Con el fin de que consigan encubrirse mutuamente los integrantes del equipo bushista, ¿qué cree usted que ocurrirá antes: otro «11 de septiembre» o el estallido de las burbujas financieras creadas por Greenspan?

Mientras dos ilustres economistas, Stephen Roach y Richard Berner, alertan en el boletín de la correduría Morgan Stanley (Foro Económico Global, 4 de junio) sobre las burbujas especulativas a punto de estallar, el historiador Webster Griffin Tarpley -autor de la estrujante biografía no autorizada de George W. Bush (1992)- asevera en un extenso análisis la preparación de «otro 11 de septiembre», diseñado perversamente para relegir al presidente Bush (INN.globalfreepress.com).

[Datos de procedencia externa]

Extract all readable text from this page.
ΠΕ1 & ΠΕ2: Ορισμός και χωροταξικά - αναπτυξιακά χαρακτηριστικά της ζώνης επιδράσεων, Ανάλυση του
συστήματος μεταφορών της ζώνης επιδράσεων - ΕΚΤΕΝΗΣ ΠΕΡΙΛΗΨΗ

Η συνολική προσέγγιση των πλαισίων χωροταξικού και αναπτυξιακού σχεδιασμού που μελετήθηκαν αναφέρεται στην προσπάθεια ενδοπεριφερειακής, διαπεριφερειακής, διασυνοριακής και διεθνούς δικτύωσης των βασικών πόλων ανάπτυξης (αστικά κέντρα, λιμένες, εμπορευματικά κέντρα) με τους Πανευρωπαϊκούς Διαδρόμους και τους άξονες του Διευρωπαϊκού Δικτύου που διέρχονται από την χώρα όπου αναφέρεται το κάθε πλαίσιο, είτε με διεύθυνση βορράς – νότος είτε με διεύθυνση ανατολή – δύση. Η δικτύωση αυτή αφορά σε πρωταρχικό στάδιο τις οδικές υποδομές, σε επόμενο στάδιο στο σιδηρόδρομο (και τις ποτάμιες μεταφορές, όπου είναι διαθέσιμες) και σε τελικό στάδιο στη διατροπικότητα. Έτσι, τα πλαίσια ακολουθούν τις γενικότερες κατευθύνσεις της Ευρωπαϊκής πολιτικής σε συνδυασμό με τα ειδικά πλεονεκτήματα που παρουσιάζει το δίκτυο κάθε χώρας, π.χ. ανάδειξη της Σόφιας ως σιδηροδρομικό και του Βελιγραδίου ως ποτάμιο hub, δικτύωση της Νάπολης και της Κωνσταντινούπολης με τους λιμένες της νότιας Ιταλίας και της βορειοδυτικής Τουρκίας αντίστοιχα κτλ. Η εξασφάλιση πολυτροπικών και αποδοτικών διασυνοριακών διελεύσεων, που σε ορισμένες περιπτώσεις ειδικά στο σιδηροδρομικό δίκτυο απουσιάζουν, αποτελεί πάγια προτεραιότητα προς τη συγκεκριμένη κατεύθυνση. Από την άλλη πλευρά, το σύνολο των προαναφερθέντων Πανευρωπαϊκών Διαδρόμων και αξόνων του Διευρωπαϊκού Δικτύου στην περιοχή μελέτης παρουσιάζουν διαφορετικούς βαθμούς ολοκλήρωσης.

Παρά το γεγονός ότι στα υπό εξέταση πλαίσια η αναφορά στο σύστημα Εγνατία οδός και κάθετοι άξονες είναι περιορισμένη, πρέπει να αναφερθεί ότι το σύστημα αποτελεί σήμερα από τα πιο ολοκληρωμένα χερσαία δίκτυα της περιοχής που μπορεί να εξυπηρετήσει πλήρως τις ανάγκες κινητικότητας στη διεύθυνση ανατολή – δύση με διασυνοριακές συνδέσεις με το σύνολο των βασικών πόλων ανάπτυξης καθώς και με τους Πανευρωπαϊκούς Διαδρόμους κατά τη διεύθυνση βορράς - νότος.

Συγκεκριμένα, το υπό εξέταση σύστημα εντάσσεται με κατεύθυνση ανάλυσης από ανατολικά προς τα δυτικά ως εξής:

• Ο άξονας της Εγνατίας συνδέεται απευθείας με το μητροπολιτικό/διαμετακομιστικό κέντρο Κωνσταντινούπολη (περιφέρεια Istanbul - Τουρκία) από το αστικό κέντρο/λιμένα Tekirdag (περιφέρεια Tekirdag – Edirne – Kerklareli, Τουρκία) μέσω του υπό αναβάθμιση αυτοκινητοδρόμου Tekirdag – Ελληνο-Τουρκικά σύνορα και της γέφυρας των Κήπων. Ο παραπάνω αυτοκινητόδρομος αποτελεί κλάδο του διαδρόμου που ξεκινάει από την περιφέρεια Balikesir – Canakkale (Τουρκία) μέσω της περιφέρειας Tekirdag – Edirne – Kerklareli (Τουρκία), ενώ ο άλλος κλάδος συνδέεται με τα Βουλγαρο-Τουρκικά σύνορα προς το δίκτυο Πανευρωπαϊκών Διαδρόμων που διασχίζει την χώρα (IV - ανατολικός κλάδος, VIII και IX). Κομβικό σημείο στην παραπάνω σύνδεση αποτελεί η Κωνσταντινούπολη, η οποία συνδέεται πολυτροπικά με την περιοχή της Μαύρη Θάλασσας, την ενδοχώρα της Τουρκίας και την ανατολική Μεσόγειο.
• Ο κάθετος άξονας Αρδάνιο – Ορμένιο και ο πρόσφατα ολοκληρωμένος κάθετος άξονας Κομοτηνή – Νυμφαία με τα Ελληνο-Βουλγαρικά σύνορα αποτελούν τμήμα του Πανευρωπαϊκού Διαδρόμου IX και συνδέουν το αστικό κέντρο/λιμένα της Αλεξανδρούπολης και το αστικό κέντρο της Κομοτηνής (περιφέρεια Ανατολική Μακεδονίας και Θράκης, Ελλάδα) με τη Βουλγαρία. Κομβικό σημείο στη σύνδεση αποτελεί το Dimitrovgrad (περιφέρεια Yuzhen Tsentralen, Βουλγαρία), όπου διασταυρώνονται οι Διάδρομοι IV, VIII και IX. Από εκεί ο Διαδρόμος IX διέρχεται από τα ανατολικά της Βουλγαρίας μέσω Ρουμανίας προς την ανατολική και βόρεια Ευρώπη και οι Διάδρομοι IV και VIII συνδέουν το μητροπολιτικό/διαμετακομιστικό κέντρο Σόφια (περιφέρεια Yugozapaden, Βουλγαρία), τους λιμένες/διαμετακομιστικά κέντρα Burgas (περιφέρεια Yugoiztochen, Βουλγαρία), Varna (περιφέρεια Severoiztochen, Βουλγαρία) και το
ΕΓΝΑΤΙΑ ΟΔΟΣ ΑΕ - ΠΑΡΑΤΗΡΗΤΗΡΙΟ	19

Si la política exterior del presidente Bush colinda con el desastre debido al empantanamiento de los ejércitos anglosajones en Irak, su política doméstica ha entrado en una severa crisis como consecuencia del choque conceptual que ha polarizado a la clase política en dos grupos antagónicos: el grupo de «realistas», más proclive al «multilateralismo suave», encabezado por el general Colin Powell en el Departamento de Estado (y los militares tradicionales del Pentágono), frente al grupo de los neoconservadores straussianos (y sus aliados, los racistas huntingtonianos), un núcleo de civiles fanáticos que se apropió de las riendas militares del Pentágono y que pregona el unilateralismo a ultranza por medio de la «guerra preventiva permanente».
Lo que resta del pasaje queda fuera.